Moshe Sharon, born in Haifa in 1937, educated at the Hebrew University and the University of London, has conducted research in Oxford, Paris and Dublin. He joined the faculty of the Hebrew University of Jerusalem in 1965 and received his PhD in Islamic history from that institution in 1971. He has taught Islamic history and civilization with special emphasis on the Shi‘a.

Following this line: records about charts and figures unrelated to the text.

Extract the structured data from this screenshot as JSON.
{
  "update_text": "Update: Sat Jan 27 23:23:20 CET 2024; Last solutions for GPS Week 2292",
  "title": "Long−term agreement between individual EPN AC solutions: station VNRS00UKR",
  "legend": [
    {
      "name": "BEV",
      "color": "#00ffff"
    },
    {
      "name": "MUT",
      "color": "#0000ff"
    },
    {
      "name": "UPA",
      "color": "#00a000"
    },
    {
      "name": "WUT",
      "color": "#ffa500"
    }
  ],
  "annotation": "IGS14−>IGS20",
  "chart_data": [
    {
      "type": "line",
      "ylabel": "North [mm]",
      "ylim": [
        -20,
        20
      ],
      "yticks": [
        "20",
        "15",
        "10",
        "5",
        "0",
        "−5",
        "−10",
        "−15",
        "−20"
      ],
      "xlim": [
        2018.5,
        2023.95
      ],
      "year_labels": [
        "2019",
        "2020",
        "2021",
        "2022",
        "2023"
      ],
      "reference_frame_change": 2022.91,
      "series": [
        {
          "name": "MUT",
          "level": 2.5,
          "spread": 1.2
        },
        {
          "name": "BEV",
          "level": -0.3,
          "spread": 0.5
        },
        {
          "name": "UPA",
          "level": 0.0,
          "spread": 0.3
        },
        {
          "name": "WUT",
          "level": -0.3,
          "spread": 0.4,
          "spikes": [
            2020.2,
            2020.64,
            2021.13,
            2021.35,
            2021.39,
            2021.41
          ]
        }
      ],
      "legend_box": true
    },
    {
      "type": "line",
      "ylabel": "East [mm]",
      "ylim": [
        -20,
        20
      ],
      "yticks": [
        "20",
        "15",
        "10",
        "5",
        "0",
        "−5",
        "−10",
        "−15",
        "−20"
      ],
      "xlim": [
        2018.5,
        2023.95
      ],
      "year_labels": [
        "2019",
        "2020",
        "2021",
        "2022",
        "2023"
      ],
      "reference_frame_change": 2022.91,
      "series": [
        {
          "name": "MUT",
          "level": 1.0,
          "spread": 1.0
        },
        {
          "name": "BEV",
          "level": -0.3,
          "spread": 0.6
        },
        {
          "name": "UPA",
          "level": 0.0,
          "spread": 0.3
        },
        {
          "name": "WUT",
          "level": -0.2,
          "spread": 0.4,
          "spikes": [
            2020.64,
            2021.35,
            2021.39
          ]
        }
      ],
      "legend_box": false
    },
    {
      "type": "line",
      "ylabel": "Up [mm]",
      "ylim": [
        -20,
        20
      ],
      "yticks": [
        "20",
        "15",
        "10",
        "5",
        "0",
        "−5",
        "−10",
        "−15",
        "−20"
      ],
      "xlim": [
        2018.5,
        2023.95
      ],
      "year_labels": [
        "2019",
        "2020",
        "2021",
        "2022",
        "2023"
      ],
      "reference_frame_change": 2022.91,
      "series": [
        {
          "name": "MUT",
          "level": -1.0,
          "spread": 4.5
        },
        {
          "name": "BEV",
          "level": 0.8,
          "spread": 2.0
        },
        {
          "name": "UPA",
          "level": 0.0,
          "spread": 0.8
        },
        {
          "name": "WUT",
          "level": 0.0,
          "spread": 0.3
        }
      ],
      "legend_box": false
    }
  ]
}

He is a specialist in Arabic epigraphy and has recorded all the Arabic inscriptions in the Holy land. Since 1997 he has published five volumes of his opus, still in progress, Corpus Inscriptionum Arabicarum Palaestinae (Publisher: Brill, Leiden 1997-2008). In 1999 professor Sharon was appointed to the chair of Baha’í Studies and is now Professor Emeritus of Islamic and Middle Eastern Studies at the Hebrew University of Jerusalem. In 2005 he published the first translation into Hebrew of al-Kitab al Aqdas, the holy book of the Babí-Baha’í faiths, and included a study of the history and theology of the group.
Professor Sharon served as Prime Minister Menachem Begin’s adviser on Arab Affairs and took part in the negotiations for peace with Egypt.
He and his wife, Judy, have six children and twenty two grandchildren.